Pour Albert Camus, l'écrivain « ne peut se mettre au service de ceux qui font l’histoire : il est au service de ceux qui la subissent » : « Notre seule justification, s’il en est une, est de parler, dans la mesure de nos moyens, pour ceux qui ne peuvent le faire. » Mais, ajoute-t-il, il ne faudrait pas pour autant « attendre de lui des solutions toutes faites et de belles morales. La vérité est mystérieuse, fuyante, toujours à conquérir. La liberté est dangereuse, dure à vivre autant qu’exaltante »[18]. Serge Halimi, reprenant une célèbre expression de Paul Nizan[19], a qualifié de « nouveaux chiens de garde » du système, par opposition aux intellectuels « dissidents » et « résistants »[20], les intellectuels de la fin du siècle. Dans la continuité de Michel Foucault, et selon la définition que celui-ci en a donnée, Pierre Bourdieu était un « intellectuel spécifique »[21] et il entendait mettre ses compétences de sociologue au service de son engagement. Des hellénistes comme Jean-Pierre Vernant, ancien résistant, et Pierre Vidal-Naquet ne prétendaient pas avoir de compétences particulières dans leurs interventions sur la scène publique, que ce soit contre la torture en Algérie ou pour les droits du peuple palestinien, et se situaient davantage dans la lignée d'Albert Camus et des intellectuels dreyfusards comme Émile Zola et Octave Mirbeau, qui partaient du principe d'éthique.
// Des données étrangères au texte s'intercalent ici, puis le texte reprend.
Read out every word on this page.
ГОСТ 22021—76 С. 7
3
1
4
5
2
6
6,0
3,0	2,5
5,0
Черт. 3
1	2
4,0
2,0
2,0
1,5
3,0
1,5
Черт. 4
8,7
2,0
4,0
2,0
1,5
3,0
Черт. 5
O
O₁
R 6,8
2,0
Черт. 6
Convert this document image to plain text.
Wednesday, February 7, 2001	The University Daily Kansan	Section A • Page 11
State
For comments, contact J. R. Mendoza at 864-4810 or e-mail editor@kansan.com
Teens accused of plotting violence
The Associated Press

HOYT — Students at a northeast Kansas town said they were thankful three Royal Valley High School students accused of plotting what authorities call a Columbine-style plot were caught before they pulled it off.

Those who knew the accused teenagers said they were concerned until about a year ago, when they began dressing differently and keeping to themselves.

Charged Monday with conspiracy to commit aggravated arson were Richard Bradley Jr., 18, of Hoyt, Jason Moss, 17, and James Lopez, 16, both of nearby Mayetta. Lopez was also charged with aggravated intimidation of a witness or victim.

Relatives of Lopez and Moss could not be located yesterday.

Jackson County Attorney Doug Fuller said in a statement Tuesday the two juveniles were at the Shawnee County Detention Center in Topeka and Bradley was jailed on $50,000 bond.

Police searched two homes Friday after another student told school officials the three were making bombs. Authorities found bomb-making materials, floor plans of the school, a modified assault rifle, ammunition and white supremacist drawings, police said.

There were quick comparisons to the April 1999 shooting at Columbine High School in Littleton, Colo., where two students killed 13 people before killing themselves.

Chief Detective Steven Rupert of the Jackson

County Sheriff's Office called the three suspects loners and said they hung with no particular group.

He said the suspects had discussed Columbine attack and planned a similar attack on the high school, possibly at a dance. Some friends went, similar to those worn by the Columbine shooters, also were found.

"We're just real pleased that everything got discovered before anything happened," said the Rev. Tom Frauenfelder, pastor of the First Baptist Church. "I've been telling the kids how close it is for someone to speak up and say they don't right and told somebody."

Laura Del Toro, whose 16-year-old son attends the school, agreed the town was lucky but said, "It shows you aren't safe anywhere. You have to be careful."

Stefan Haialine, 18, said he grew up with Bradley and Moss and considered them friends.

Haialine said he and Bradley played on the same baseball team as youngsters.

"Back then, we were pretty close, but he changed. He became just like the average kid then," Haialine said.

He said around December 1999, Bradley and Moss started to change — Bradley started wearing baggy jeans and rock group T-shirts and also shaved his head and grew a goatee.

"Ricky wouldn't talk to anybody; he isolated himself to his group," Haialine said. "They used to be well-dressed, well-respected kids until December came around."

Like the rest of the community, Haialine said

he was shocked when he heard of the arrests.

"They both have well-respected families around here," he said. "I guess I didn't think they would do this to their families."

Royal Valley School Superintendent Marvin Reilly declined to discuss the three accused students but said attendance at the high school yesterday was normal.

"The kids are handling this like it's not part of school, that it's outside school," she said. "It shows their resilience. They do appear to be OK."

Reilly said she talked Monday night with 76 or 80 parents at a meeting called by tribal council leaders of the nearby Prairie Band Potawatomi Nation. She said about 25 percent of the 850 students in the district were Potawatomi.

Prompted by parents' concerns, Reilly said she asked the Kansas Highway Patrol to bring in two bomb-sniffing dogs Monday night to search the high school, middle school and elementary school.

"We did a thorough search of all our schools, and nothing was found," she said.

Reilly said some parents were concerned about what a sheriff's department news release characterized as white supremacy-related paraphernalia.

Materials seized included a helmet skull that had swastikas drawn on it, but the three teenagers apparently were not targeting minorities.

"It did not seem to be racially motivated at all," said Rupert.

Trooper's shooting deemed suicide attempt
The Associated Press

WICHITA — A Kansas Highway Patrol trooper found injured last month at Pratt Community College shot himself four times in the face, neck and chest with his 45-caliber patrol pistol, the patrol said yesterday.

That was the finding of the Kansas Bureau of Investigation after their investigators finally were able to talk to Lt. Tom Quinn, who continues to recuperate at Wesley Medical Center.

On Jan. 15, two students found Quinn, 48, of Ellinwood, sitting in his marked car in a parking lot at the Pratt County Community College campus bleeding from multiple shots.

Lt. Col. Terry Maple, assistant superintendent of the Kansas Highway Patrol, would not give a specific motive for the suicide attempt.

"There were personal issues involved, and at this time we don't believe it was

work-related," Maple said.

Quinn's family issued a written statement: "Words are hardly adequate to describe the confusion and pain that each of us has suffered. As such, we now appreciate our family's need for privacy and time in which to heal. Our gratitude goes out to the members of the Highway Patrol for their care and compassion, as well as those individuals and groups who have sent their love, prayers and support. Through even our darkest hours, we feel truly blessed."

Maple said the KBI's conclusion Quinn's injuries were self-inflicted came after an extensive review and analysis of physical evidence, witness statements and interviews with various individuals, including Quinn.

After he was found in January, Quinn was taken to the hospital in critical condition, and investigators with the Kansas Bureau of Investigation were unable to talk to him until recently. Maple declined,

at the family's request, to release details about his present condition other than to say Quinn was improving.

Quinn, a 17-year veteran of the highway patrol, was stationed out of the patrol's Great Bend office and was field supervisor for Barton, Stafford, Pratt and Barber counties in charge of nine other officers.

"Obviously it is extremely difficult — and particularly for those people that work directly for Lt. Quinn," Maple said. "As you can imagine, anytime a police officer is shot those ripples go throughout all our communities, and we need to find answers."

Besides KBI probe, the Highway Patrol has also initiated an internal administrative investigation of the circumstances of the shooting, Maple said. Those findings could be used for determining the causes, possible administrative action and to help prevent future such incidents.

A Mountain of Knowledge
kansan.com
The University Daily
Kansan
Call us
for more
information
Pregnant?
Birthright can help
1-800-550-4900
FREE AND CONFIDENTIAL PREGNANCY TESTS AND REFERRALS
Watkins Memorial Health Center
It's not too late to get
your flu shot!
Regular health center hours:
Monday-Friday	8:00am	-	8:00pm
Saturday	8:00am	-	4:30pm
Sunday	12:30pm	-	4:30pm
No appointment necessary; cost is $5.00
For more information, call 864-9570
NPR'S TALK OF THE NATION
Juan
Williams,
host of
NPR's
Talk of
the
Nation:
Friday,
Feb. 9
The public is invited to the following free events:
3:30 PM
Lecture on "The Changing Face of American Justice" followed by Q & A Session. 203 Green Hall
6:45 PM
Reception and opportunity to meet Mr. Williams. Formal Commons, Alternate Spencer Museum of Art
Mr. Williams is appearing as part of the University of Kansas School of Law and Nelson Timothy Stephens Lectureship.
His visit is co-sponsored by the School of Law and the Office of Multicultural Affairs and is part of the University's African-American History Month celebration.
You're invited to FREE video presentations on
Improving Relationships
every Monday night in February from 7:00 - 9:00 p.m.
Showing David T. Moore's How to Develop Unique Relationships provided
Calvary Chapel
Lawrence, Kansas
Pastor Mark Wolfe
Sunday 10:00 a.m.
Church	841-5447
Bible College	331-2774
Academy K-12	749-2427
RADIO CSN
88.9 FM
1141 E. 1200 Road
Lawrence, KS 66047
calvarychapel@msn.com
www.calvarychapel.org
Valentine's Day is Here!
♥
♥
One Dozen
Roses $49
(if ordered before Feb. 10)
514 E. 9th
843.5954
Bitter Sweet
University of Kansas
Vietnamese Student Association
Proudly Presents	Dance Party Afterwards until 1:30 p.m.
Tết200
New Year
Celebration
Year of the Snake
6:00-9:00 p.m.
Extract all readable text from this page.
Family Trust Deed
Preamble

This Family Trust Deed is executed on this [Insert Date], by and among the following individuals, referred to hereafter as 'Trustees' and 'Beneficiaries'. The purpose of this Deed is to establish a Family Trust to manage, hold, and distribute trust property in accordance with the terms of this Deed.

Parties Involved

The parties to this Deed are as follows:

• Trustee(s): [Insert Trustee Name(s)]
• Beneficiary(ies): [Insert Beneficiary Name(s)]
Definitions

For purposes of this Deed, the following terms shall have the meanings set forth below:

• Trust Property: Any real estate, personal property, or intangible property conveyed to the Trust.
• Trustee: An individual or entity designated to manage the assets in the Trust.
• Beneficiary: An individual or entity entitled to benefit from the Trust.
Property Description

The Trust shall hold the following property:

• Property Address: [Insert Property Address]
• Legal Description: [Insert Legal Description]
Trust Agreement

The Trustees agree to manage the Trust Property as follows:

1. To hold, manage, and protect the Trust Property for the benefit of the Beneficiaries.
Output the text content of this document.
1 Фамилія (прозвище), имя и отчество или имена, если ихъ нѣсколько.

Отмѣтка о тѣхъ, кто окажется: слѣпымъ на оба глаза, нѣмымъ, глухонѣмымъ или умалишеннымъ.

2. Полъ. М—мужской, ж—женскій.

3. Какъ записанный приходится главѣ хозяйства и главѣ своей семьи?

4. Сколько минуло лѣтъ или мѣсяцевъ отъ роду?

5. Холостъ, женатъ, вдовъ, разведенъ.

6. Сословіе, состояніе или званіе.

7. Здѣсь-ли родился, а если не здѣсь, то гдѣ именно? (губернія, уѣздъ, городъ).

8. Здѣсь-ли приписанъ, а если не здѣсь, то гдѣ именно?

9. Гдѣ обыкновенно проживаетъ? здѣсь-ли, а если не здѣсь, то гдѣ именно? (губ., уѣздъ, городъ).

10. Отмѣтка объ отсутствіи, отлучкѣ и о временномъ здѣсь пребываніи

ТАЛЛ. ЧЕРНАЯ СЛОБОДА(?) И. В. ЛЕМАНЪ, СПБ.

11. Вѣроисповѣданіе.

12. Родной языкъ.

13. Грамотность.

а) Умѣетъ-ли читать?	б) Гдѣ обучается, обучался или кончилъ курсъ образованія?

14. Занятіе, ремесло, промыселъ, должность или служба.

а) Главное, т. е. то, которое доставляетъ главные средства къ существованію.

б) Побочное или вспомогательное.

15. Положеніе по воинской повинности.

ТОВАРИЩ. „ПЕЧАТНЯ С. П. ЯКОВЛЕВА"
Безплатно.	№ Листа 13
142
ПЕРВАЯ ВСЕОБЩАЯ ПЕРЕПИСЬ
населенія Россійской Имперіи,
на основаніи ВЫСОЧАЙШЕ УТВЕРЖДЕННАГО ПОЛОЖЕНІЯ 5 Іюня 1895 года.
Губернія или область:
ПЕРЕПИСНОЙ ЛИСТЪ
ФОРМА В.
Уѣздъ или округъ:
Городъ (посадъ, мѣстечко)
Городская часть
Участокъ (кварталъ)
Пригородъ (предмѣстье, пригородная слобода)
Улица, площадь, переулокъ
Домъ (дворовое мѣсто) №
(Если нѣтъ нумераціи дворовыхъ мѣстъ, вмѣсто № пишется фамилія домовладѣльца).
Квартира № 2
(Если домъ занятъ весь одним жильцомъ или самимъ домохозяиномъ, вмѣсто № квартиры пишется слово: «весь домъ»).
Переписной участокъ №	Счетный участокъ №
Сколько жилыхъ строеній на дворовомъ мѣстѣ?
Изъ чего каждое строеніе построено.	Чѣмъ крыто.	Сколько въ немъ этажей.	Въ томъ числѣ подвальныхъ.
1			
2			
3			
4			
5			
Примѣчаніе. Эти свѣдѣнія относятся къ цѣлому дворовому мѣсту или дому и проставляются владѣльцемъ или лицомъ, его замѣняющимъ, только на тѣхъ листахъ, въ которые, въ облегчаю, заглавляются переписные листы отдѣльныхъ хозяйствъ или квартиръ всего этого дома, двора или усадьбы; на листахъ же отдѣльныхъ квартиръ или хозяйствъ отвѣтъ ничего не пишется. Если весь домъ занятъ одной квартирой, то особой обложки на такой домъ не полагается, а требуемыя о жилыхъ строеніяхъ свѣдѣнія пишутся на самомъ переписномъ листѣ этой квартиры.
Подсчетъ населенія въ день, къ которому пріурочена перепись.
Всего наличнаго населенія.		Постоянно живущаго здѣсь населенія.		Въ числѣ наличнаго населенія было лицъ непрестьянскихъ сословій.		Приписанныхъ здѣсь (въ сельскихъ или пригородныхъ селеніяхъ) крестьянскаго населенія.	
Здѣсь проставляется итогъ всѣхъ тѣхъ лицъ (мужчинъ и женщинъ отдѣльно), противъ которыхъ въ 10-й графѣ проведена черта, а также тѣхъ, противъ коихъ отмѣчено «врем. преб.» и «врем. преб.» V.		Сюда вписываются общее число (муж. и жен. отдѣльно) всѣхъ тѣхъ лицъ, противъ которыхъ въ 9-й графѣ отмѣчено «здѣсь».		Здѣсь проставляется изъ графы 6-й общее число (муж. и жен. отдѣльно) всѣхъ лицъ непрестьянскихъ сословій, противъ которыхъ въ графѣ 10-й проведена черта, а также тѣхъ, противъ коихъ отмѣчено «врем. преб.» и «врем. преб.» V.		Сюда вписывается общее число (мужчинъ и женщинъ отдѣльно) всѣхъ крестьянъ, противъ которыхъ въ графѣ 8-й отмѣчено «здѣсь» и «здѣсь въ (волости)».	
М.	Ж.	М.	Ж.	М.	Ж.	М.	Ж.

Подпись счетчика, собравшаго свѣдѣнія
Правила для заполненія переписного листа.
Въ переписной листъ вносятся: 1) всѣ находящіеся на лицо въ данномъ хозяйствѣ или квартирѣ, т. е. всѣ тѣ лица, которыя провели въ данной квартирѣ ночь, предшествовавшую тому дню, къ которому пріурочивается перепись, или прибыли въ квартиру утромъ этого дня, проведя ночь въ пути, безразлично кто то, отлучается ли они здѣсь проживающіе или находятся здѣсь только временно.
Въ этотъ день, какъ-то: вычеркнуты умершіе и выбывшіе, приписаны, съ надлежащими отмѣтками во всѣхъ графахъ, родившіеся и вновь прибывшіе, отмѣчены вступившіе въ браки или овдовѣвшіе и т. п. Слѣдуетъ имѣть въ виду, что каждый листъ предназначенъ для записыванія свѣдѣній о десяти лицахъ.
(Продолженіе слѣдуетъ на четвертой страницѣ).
En paraît une vaste étude collective et interdisciplinaire sur La vie intellectuelle en France de 1789 à nos jours ; l'ouvrage en deux tomes, I. Des lendemains de la Révolution à 1914, II. De 1914 à nos jours, sous la direction de l'historien Christophe Charle et du « sociologue et politiste », Laurent Jeanpierre, « a pour projet de faire converger les approches historiques et sociologiques ». Pour le sociologue Luc Boltanski, « la notion floue de « vie intellectuelle » permet aux collaborateurs de cet ouvrage de se tenir entre l'histoire et la sociologie, et entre les « idées » et les « acteurs » dans un espace que l'on pourrait qualifier de médiatique[22]. »
Pierre de Charentenay donne cette définition des intellectuels dits médiatiques : s'ils le sont, c'est parce que les médias (la presse, la radio, la télévision) « ne cessent de leur donner la parole »[23]. Il y a là une « mise en scène de leur présence » dont l'importance tient à ce qu'« elle n'a lieu qu’en des temps spécifiques »[23]. P. de Charentenay évoque ainsi, entre autres exemples, l'élection présidentielle de 2007 : « André Glucksmann, ancien stalinien célèbre et contributeur fréquent au Monde, a fait sensation en se déclarant pour Nicolas Sarkozy », tandis qu'à l'enseigne de la postérité, Alain Finkielkraut déclarait : « je ne roule pour personne, je réfléchis »[23]. En 2011, quand il publie cet article, Charentenay signale que Bernard Henri Lévy (BHL) et Michel Onfray, « philosophes fétiches des Français [...] ont aussi participé à des dizaines d’émissions »[23].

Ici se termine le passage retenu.